Non dico altro, la recensione
Cinquantenni in cerca d'amore e bisognosi di mettere una pezza agli errori del passato. Fatevi largo: il cinema della terza età si è aperto anche alla seconda
L'ultimo film con James Gandolfini è una commedia per 50enni, un film dal target ben preciso. Decisamente poco divertente e tutto centrato su un espediente al limite del teatrale, Non dico altro caccia via dalla sala o dal monitor qualsiasi under 40 mettendo in scena un mondo dai riferimenti buoni solo per la generazione anni '60, prendendo in giro senza nessun senso i più giovani (la battuta ricorrente è sulle abitudini sessuali disinibite dei ragazzi d'oggi, abbastanza ridicolo da parte di chi è cresciuto negli anni dell'amore libero) e infine interessandosi solo a quei drammi dei propri personaggi legati al loro essere invecchiati.
Come in molto cinema per la terza età anche qui l'unico problema sembra essere l'anagrafe, anche se i personaggi non sono vecchi ma semplicemente 50enni.
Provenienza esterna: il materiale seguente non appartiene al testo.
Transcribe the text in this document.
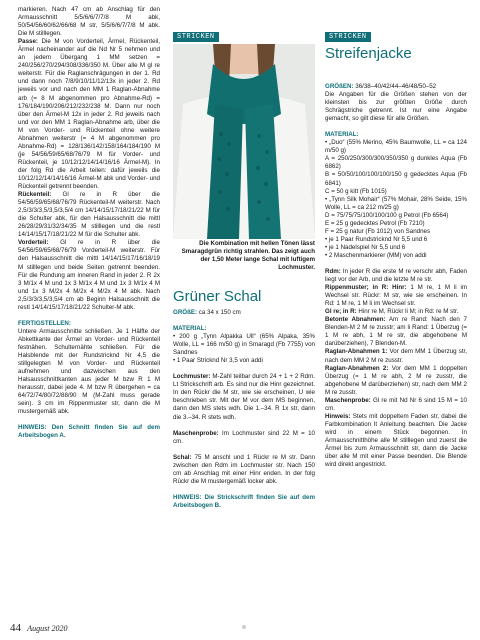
markieren. Nach 47 cm ab Anschlag für den Armausschnitt 5/5/6/6/7/7/8 M abk, 50/54/56/60/62/66/68 M str, 5/5/6/6/7/7/8 M abk. Die M stilllegen.

Passe: Die M von Vorderteil, Ärmel, Rückenteil, Ärmel nacheinander auf die Nd Nr 5 nehmen und an jedem Übergang 1 MM setzen = 240/256/270/294/308/336/350 M. Über alle M gl re weiterstr. Für die Raglanschrägungen in der 1. Rd und dann noch 7/8/9/10/11/12/13x in jeder 2. Rd jeweils vor und nach den MM 1 Raglan-Abnahme arb (= 8 M abgenommen pro Abnahme-Rd) = 176/184/190/206/212/232/238 M. Dann nur noch über den Ärmel-M 12x in jeder 2. Rd jeweils nach und vor den MM 1 Raglan-Abnahme arb, über die M von Vorder- und Rückenteil ohne weitere Abnahmen weiterstr (= 4 M abgenommen pro Abnahme-Rd) = 128/136/142/158/164/184/190 M (je 54/56/59/65/68/76/79 M für Vorder- und Rückenteil, je 10/12/12/14/14/16/16 Ärmel-M). In der folg Rd die Arbeit teilen: dafür jeweils die 10/12/12/14/14/16/16 Ärmel-M abk und Vorder- und Rückenteil getrennt beenden.

Rückenteil: Gl re in R über die 54/56/59/65/68/76/79 Rückenteil-M weiterstr. Nach 2,5/3/3/3,5/3,5/3,5/4 cm 14/14/15/17/18/21/22 M für die Schulter abk, für den Halsausschnitt die mittl 26/28/29/31/32/34/35 M stilllegen und die restl 14/14/15/17/18/21/22 M für die Schulter abk.

Vorderteil: Gl re in R über die 54/56/59/65/68/76/79 Vorderteil-M weiterstr. Für den Halsausschnitt die mittl 14/14/15/17/16/18/19 M stilllegen und beide Seiten getrennt beenden. Für die Rundung am inneren Rand in jeder 2. R 2x 3 M/1x 4 M und 1x 3 M/1x 4 M und 1x 3 M/1x 4 M und 1x 3 M/2x 4 M/2x 4 M/2x 4 M abk. Nach 2,5/3/3/3,5/3,5/4 cm ab Beginn Halsausschnitt die restl 14/14/15/17/18/21/22 Schulter-M abk.

FERTIGSTELLEN:

Untere Armausschnitte schließen. Je 1 Hälfte der Abkettkante der Ärmel an Vorder- und Rückenteil festnähen. Schulternähte schließen. Für die Halsblende mit der Rundstricknd Nr 4,5 die stillgelegten M von Vorder- und Rückenteil aufnehmen und dazwischen aus den Halsausschnittkanten aus jeder M bzw R 1 M herausstr, dabei jede 4. M bzw R übergehen = ca 64/72/74/80/72/88/90 M (M-Zahl muss gerade sein). 3 cm im Rippenmuster str, dann die M mustergemäß abk.

HINWEIS: Den Schnitt finden Sie auf dem Arbeitsbogen A.

STRICKEN
Die Kombination mit hellen Tönen lässt Smaragdgrün richtig strahlen. Das zeigt auch der 1,50 Meter lange Schal mit luftigem Lochmuster.
Grüner Schal

GRÖßE: ca 34 x 150 cm

MATERIAL:

• 200 g „Tynn Alpakka Ull“ (65% Alpaka, 35% Wolle, LL = 166 m/50 g) in Smaragd (Fb 7755) von Sandnes

• 1 Paar Stricknd Nr 3,5 von addi

Lochmuster: M-Zahl teilbar durch 24 + 1 + 2 Rdm. Lt Strickschrift arb. Es sind nur die Hinr gezeichnet. In den Rückr die M str, wie sie erscheinen, U wie beschrieben str. Mit der M vor dem MS beginnen, dann den MS stets wdh. Die 1.–34. R 1x str, dann die 3.–34. R stets wdh.

Maschenprobe: Im Lochmuster sind 22 M = 10 cm.

Schal: 75 M anschl und 1 Rückr re M str. Dann zwischen den Rdm im Lochmuster str. Nach 150 cm ab Anschlag mit einer Hinr enden. In der folg Rückr die M mustergemäß locker abk.

HINWEIS: Die Strickschrift finden Sie auf dem Arbeitsbogen B.

STRICKEN
Streifenjacke

GRÖßEN: 36/38–40/42/44–46/48/50–52

Die Angaben für die Größen stehen von der kleinsten bis zur größten Größe durch Schrägstriche getrennt. Ist nur eine Angabe gemacht, so gilt diese für alle Größen.

MATERIAL:

• „Duo“ (55% Merino, 45% Baumwolle, LL = ca 124 m/50 g)

A = 250/250/300/300/350/350 g dunkles Aqua (Fb 6862)

B = 50/50/100/100/100/150 g gedecktes Aqua (Fb 6841)

C = 50 g kitt (Fb 1015)

• „Tynn Silk Mohair“ (57% Mohair, 28% Seide, 15% Wolle, LL = ca 212 m/25 g)

D = 75/75/75/100/100/100 g Petrol (Fb 6564)

E = 25 g gedecktes Petrol (Fb 7210)

F = 25 g natur (Fb 1012) von Sandnes

• je 1 Paar Rundstricknd Nr 5,5 und 6

• je 1 Nadelspiel Nr 5,5 und 6

• 2 Maschenmarkierer (MM) von addi

Rdm: In jeder R die erste M re verschr abh, Faden liegt vor der Arb, und die letzte M re str.

Rippenmuster; in R: Hinr: 1 M re, 1 M li im Wechsel str. Rückr: M str, wie sie erscheinen. In Rd: 1 M re, 1 M li im Wechsel str.

Gl re; in R: Hinr re M, Rückr li M; in Rd: re M str.

Betonte Abnahmen: Am re Rand: Nach den 7 Blenden-M 2 M re zusstr; am li Rand: 1 Überzug (= 1 M re abh, 1 M re str, die abgehobene M darüberziehen), 7 Blenden-M.

Raglan-Abnahmen 1: Vor dem MM 1 Überzug str, nach dem MM 2 M re zusstr.

Raglan-Abnahmen 2: Vor dem MM 1 doppelten Überzug (= 1 M re abh, 2 M re zusstr, die abgehobene M darüberziehen) str, nach dem MM 2 M re zusstr.

Maschenprobe: Gl re mit Nd Nr 6 sind 15 M = 10 cm.

Hinweis: Stets mit doppeltem Faden str, dabei die Farbkombination lt Anleitung beachten. Die Jacke wird in einem Stück begonnen. In Armausschnitthöhe alle M stilllegen und zuerst die Ärmel bis zum Armausschnitt str, dann die Jacke über alle M mit einer Passe beenden. Die Blende wird direkt angestrickt.

44 August 2020
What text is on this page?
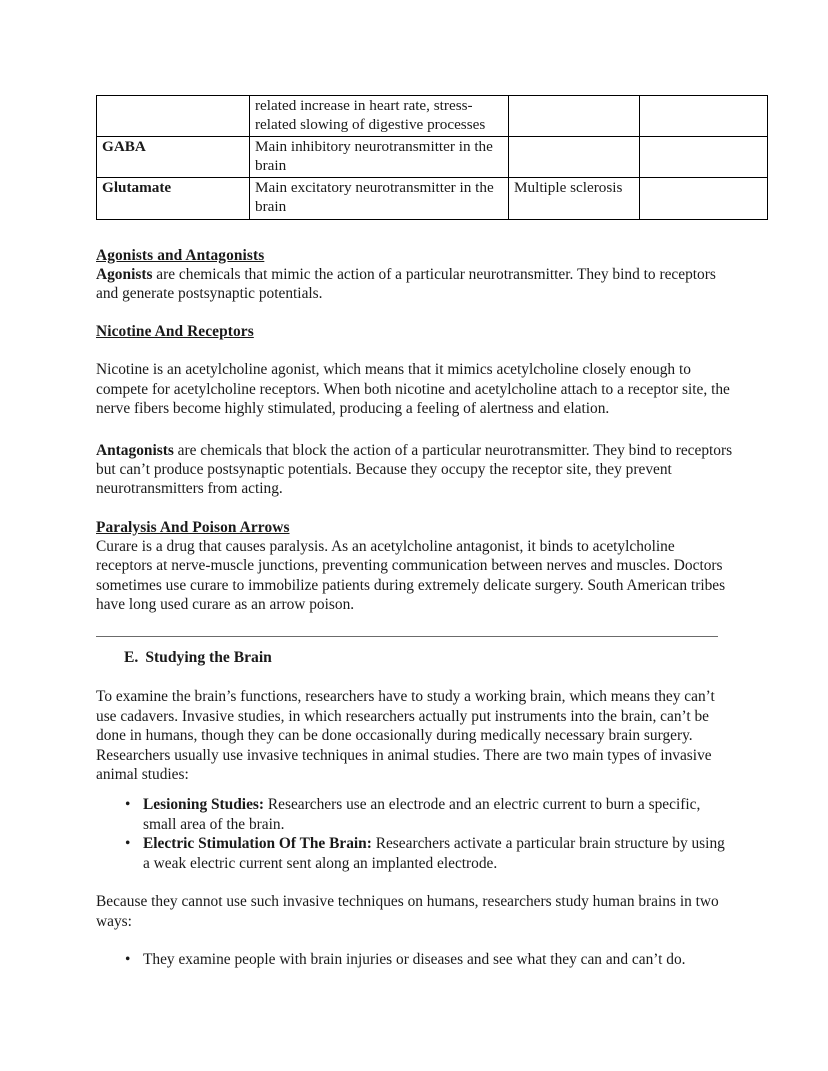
	related increase in heart rate, stress-related slowing of digestive processes		
GABA	Main inhibitory neurotransmitter in the brain		
Glutamate	Main excitatory neurotransmitter in the brain	Multiple sclerosis	
Agonists and Antagonists

Agonists are chemicals that mimic the action of a particular neurotransmitter. They bind to receptors and generate postsynaptic potentials.

Nicotine And Receptors

Nicotine is an acetylcholine agonist, which means that it mimics acetylcholine closely enough to compete for acetylcholine receptors. When both nicotine and acetylcholine attach to a receptor site, the nerve fibers become highly stimulated, producing a feeling of alertness and elation.

Antagonists are chemicals that block the action of a particular neurotransmitter. They bind to receptors but can’t produce postsynaptic potentials. Because they occupy the receptor site, they prevent neurotransmitters from acting.

Paralysis And Poison Arrows

Curare is a drug that causes paralysis. As an acetylcholine antagonist, it binds to acetylcholine receptors at nerve-muscle junctions, preventing communication between nerves and muscles. Doctors sometimes use curare to immobilize patients during extremely delicate surgery. South American tribes have long used curare as an arrow poison.

E. Studying the Brain

To examine the brain’s functions, researchers have to study a working brain, which means they can’t use cadavers. Invasive studies, in which researchers actually put instruments into the brain, can’t be done in humans, though they can be done occasionally during medically necessary brain surgery. Researchers usually use invasive techniques in animal studies. There are two main types of invasive animal studies:

• Lesioning Studies: Researchers use an electrode and an electric current to burn a specific, small area of the brain.
• Electric Stimulation Of The Brain: Researchers activate a particular brain structure by using a weak electric current sent along an implanted electrode.

Because they cannot use such invasive techniques on humans, researchers study human brains in two ways:

• They examine people with brain injuries or diseases and see what they can and can’t do.
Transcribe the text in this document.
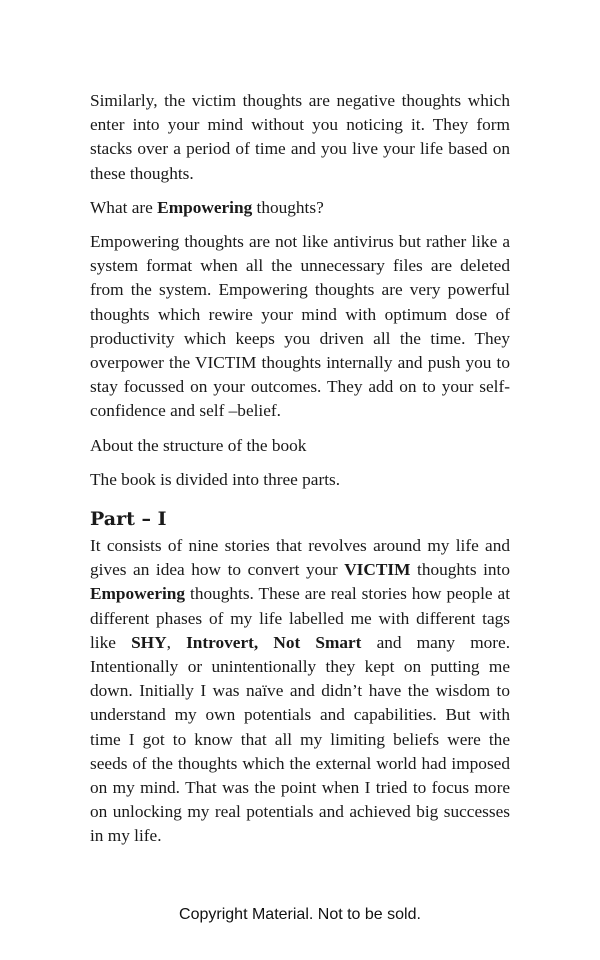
Similarly, the victim thoughts are negative thoughts which enter into your mind without you noticing it. They form stacks over a period of time and you live your life based on these thoughts.

What are Empowering thoughts?

Empowering thoughts are not like antivirus but rather like a system format when all the unnecessary files are deleted from the system. Empowering thoughts are very powerful thoughts which rewire your mind with optimum dose of productivity which keeps you driven all the time. They overpower the VICTIM thoughts internally and push you to stay focussed on your outcomes. They add on to your self-confidence and self –belief.

About the structure of the book

The book is divided into three parts.

Part – I

It consists of nine stories that revolves around my life and gives an idea how to convert your VICTIM thoughts into Empowering thoughts. These are real stories how people at different phases of my life labelled me with different tags like SHY, Introvert, Not Smart and many more. Intentionally or unintentionally they kept on putting me down. Initially I was naïve and didn’t have the wisdom to understand my own potentials and capabilities. But with time I got to know that all my limiting beliefs were the seeds of the thoughts which the external world had imposed on my mind. That was the point when I tried to focus more on unlocking my real potentials and achieved big successes in my life.

Copyright Material. Not to be sold.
E' evidente dunque la volontà di sperimentare quel tipo di format (il cinema anagrafico) anche per target che non siano gli anziani, continuando a fondare tutta la psicologia dei personaggi sui figli e sul rapporto conflittuale instaurato con i più giovani o con il proprio passato (cioè se stessi da giovani).
Nella storia dei due protagonisti ha infatti un'importanza fondamentale il retaggio di ciò che si sono lasciati alle spalle, quello che hanno fatto e la possibilità di rimediare ora a quel che è successo in passato, aggiustando ciò che pare rotto inevitabilmente.
A parte dunque il fatto che non faccia ridere, non coinvolga e non appaia sincerto in nessun momento, Non dico altro è anche un film che fa dell'autocommiserazione la sua sottotrama principale.